The leading candidates for the Republication nomination keep tripping over themselves in bringing the level of discourse in politics to ever-new lows.
After the terror attacks in Brussels, Donald Trump again endorsed the torture technique known as waterboarding, but vowed to do “even worse” if elected President. Torture, even if one can overcome the moral and illegal reprehensibility, has never been demonstrated to be effective.
Ted Cruz, who never passes up an opportunity to criticize Barack Obama for his purported assaults on the Constitution, advocated that the world’s leading democracy should “patrol and secure Muslim neighborhoods before they become radicalized.” Even if terrorists were too dull to avoid Cruz’ “secure” neighborhoods, President Obama placed this dim-witted suggestion in the proper context:
As far as the notion of having surveillance of neighborhoods where Muslims are present, I just left a country that engages in that kind of neighborhood surveillance, which, by the way, the father of Sen. Cruz escaped for America, the land of the free,” he said.
(From Charlie Pierce’s blog.)
If there is a saving grace to this idiocy, this is at least an issue of national import. Not so with the latest battle over the candidates’ wives. It began with a super-PAC supporting Cruz running an ad with a picture of Trump’s current wife from a national publication that was not Foreign Affairs. Cruz, who has been running an odious campaign that befits his odious personality, denied that the photo came from the official campaign.
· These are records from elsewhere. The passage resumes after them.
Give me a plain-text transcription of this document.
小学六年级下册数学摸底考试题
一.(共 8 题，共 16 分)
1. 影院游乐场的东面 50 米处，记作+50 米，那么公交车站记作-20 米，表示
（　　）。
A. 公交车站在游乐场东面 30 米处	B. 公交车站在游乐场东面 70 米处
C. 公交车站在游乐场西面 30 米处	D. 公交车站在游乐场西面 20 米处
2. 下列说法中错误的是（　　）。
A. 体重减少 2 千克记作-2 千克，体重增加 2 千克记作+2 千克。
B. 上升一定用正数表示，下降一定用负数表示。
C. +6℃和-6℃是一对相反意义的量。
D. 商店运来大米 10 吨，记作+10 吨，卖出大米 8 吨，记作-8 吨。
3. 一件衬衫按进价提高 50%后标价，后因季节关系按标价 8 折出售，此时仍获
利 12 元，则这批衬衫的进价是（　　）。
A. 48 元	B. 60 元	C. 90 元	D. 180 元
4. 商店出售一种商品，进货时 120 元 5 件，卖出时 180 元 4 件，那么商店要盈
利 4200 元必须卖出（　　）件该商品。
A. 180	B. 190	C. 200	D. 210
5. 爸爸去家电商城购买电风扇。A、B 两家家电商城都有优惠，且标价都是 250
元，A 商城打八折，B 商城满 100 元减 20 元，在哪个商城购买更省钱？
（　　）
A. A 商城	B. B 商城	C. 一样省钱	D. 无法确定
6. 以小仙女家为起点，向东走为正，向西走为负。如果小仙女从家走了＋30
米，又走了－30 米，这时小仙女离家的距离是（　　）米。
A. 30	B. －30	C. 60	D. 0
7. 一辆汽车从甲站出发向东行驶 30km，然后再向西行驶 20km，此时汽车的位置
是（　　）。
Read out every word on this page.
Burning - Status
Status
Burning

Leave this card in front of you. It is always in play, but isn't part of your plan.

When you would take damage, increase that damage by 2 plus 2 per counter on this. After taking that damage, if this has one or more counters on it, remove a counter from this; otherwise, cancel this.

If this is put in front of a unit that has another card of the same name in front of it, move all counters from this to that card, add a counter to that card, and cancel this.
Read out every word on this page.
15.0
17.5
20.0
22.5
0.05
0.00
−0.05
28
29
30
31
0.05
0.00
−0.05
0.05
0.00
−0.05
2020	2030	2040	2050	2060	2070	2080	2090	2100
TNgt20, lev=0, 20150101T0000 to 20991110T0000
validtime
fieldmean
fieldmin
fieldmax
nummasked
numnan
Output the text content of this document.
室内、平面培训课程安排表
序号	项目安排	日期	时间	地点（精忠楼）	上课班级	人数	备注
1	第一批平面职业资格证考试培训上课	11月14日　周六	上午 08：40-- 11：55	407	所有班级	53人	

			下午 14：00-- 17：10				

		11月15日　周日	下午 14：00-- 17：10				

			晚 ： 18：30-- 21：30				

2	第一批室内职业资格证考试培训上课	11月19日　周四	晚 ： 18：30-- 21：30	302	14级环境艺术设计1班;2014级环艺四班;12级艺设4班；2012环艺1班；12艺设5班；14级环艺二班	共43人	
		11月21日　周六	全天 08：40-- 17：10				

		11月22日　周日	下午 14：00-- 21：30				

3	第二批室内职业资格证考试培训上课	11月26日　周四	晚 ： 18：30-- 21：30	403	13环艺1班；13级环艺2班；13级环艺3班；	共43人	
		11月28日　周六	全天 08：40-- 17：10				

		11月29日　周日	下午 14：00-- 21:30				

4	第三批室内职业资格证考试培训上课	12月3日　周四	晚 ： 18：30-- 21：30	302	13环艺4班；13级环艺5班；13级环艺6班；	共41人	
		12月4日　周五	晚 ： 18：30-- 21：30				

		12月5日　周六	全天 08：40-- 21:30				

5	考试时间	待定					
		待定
Trump, who is doing for Twitter what FDR did for fireside chats, responded in his usual graceful fashion by retweeting an unflattering photo of Cruz’ wife alongside a flattering portrait of his own spouse.
If there is one top Republican who should have learned to be careful about spouting off, it is Mitt Romney. Romney, whose own wife was the subject of an unwarranted attack in 2012, felt it necessary to jump into this abysmal fray. He noted that Trump’s two foreign wives – a subliminal, albeit disgusting, shot – showed there were jobs Americans would not do.
And to think there are only 236 days until the election.